A man stood at the controls (if that’s the right term — I don’t know anything about boats). I walked slowly down the ramp, with my employer behind me. She was walking carefully, holding onto the rope railing, but the uneven surface and the tilt and the motion from the water made it difficult for her to keep her footing.
Not that I was gliding along with sure-footed grace and elegance either.
On the platform, there was a wooden box with three steps, to get us up onto the deck of the boat. There was no railing to hold onto, and my employer looked at me, giving me silent permission to help her. I got up to the top step, and then I turned and held out my hand. She gripped it firmly and climbed one careful step at a time.
As she reached the top step, I moved backward onto the deck of the boat, and then I helped her over the gunwale (I had to look that word up) so she was beside me.
She gave my hand a quick squeeze before releasing it.
Rhonda and the deputy cast off the lines and we were off. The boat was compact, with a small cabin in the front, surrounded by windows, where the pilot was. There was a narrow door beside him which probably led to a tiny indoor sleeping area.
In the rear (aft? stern?) there was a high seat, facing the back of the boat, which looked like it was intended for serious fishing activities. It had a seat belt and shoulder straps.
The sea was a little choppy, and we were moving fast. A big light on the bow illuminated the water in front of us, but otherwise it was dark, and the wind would have made conversation difficult, so we didn’t bother.
My employer was sitting on a small bench, holding onto the boat with one hand and her cane with the other. Her hair whipped around her narrow face, and a couple of times she had to wipe salt spray from her glasses with her sleeve. Her expression was neutral.
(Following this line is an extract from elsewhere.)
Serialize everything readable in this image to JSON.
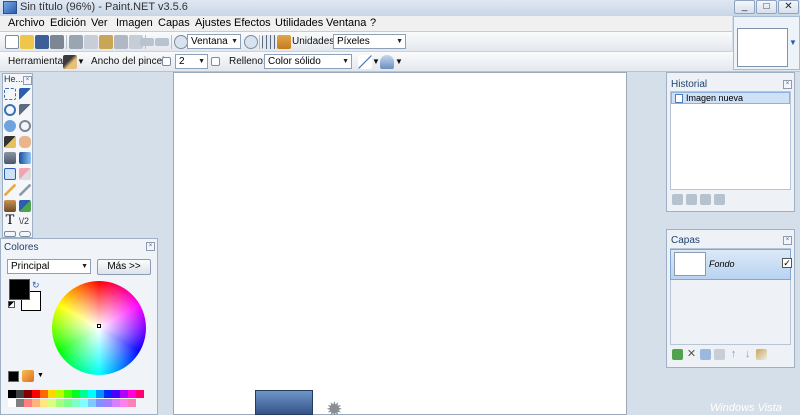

If you wanted to travel by car (or jitney) from the town center to the college campus, and then from there to Heron Island, you had to go the long way around, by the highway, because there was an inlet between the two land masses which ran right up to the highway.
By the water, though, it was only a few minutes from the town pier to Heron Island.
During that brief trip, I was torn between two topics I could have been fretting about, knowing I probably wouldn’t have enough time to thoroughly worry about both of them.
Should I use my limited time to wonder why Rhonda had come to get us in the first place? Or should I wonder where we’d be landing, and would I be able to get my employer out of the boat and onto dry land with at least some of her dignity intact? (And would we have to tackle those stairs from the beach up to Heron House?)
I hadn’t made any real progress on either question when I heard the motors slow and we pulled up to a small pier. The land around it seemed deserted — I didn’t see any buildings or lights.
The pier stuck out into the water only about twelve or fifteen feet, just one series of unsteady-looking planks and a couple of big vertical pilings. There were no other boats.
We pulled up alongside the pier and the deputy tied us up.
Rhonda got up onto the little pier somewhat more awkwardly than the deputy had. We were bobbing up and down in the water, and I knew that my employer was not likely to make it to the little dock by herself without ending up in the sea.
The deputy was up on the beach already, talking on the radio, facing away from us, so I motioned for Rhonda to turn around. Then, when no eyes were on us, I scooped my employer up in my arms and got her safely onto the pier. She weighed next to nothing, so this was quick and easy.
Rhonda led us through the trees (she and the deputy had brought flashlights, fortunately) and onto a familiar-looking “road” that took us up a hill and around a bend to Heron House. All the lights in the house seemed to be on — they were the only lights I could see anywhere.